Dec. 5, 2005, will mark the 50th anniversary of Montgomery’s bus boycott, where blacks refused to ride segregated city buses for one year and 16 days. The long-running boycott was sparked by Rosa Parks’ refusal to give up her seat to a white man.
While many groups are making anniversary plans, some criticize the city for a disjointed effort.
“They’re just exploiting the 50th to raise money,” says state Rep. Alvin Holmes, D-Montgomery, of the city’s efforts. “The city government wants to recognize the Confederacy, the history of the Confederacy that served to oppress black people. I don’t think they do anything as it relates to the Civil Rights Movement. However, people in the city are very committed.”
Holmes says the Montgomery Improvement Association, which was founded to coordinate the boycott in 1955, was left out the city’s plans — a move Holmes calls an insult.
Rickie Brunner of Alabama’s Department of Archives also speaks of such exclusion.
“I think it’s very unfortunate,” Brunner says. “Some people are very unhappy about the plans because they believe they have not been included. I don’t know if it’s intentional.”
Brunner says the tension within the city isn’t just between black and white people. Within the white community, Brunner says, rifts exist between old Montgomery and new Montgomery.
And between faith communities. ‘ONE’ Movement?
The ONE Movement — a campaign of Christians led by Fresh Anointing, a black church, and First Baptist, a mostly white, once segregated church — aims to reconcile the community’s racial divisions. To celebrate the anniversary, ONE Movement leaders have proposed city residents place black and white crosses (PDF) on their front lawns.
(The ONE Movement should not be confused with One Montgomery, a long-standing community group that meets weekly to overcome racial, political and other differences.)

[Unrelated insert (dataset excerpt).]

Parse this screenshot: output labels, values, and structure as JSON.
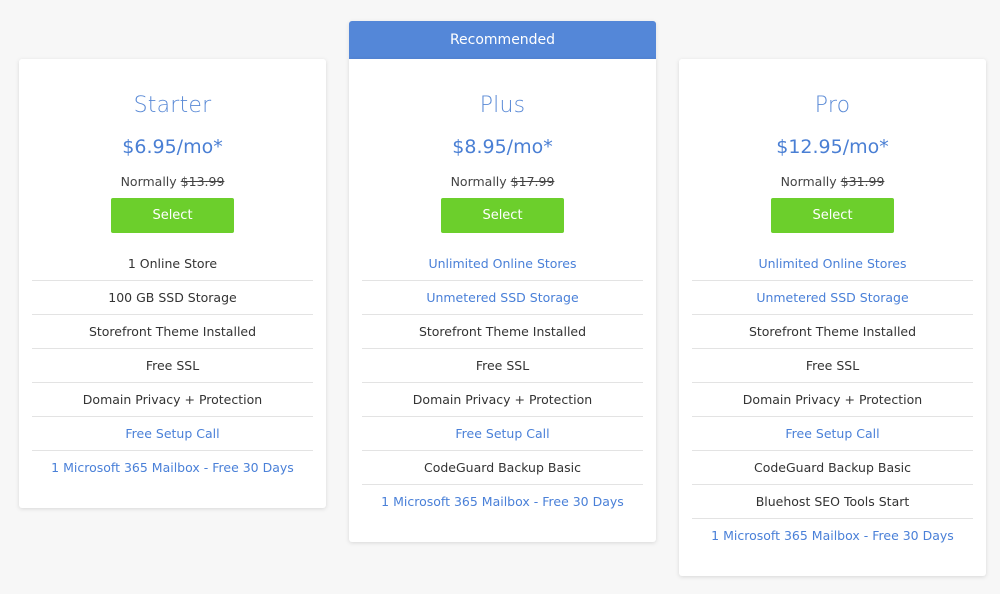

The two churches spearheading the ONE Movement describe the campaign as “a visible plan of Christian witness and racial reconciliation.” In a handout about the event, the churches describe the crosses as “God’s hammer for destroying barriers.”
Others, though, say the crosses are creating, not destroying barriers.

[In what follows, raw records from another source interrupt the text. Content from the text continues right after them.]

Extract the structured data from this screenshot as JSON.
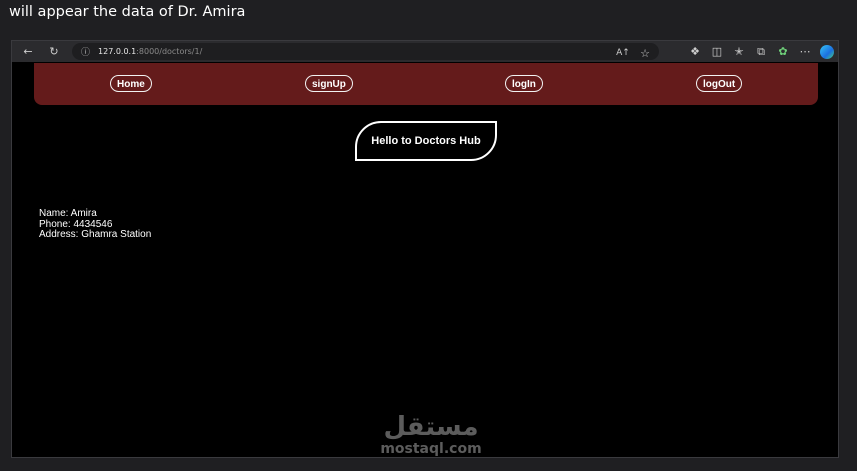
{
  "caption": "will appear the data of Dr. Amira",
  "browser": {
    "url_host": "127.0.0.1",
    "url_path": ":8000/doctors/1/",
    "icons": {
      "back": "back-arrow-icon",
      "refresh": "refresh-icon",
      "info": "info-icon",
      "read_aloud": "read-aloud-icon",
      "favorite": "star-icon",
      "extensions": "puzzle-icon",
      "split": "split-screen-icon",
      "favorites_bar": "favorites-icon",
      "collections": "collections-icon",
      "performance": "performance-icon",
      "more": "more-icon",
      "copilot": "copilot-icon"
    }
  },
  "navbar": {
    "home": "Home",
    "signup": "signUp",
    "login": "logIn",
    "logout": "logOut",
    "bg_color": "#641b1b"
  },
  "hero": {
    "title": "Hello to Doctors Hub"
  },
  "doctor": {
    "name": "Name: Amira",
    "phone": "Phone: 4434546",
    "address": "Address: Ghamra Station"
  },
  "watermark": {
    "arabic": "مستقل",
    "latin": "mostaql.com"
  }
}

Some seem them as insensitive; a cross on the front lawn is a reminder of the burning crosses of KKK-style white supremacy. Others say the crosses exclude people of Jewish, Muslim and other faiths.
The Rev. Elizabeth O’Neill of Immanuel Presbyterian Church told FOX News the cross is not an appropriate symbol for such a campaign.

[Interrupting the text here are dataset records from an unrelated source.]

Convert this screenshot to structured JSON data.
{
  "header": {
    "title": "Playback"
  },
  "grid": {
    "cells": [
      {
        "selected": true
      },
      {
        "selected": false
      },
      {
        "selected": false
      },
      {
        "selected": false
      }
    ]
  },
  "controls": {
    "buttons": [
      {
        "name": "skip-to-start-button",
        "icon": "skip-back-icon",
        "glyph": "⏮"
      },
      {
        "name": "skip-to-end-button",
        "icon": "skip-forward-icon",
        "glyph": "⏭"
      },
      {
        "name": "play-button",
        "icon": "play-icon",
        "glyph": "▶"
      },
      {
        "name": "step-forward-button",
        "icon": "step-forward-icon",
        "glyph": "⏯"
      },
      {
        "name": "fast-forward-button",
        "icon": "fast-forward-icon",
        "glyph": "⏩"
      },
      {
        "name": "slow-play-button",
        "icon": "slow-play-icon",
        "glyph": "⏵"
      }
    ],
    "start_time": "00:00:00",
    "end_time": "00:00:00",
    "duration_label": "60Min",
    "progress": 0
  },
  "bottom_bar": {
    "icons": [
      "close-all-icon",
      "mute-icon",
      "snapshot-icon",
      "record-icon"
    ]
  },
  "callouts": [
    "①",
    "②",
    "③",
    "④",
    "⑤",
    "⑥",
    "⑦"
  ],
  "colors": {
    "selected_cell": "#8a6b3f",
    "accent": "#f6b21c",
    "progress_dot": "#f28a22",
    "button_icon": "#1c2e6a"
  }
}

“It feels much more to me like an evangelistic crusade than a community celebration,” she said.
“You can’t have a celebration of the civil rights movement and leave [the Jewish community] out,” Holmes says. “This group [the ONE Movement] is just a phony, good-sounding name. There ain’t never been no ‘one’ Montgomery. It’s a con game that they are trying to pull on the people.”
Montgomery attorney and grassroots organizer Wayne Sabel, who is organizing a children’s walk commemorating the 50th anniversary of the boycott, hesitates to criticize the city’s efforts but admits that there has been dissension around the anniversary plans.
“We got into it because we didn’t see anything happening,” Sabel says of his group’s December anniversary plans. “We felt like we jumped into a vacuum. This is one of the most important events in American history. People in Montgomery don’t appreciate the significance.
“This was one of the largest nonviolent protests in history,” Sabel adds. “We’re not only honoring civil rights and human harmony but also showing that regular people can make a big change.”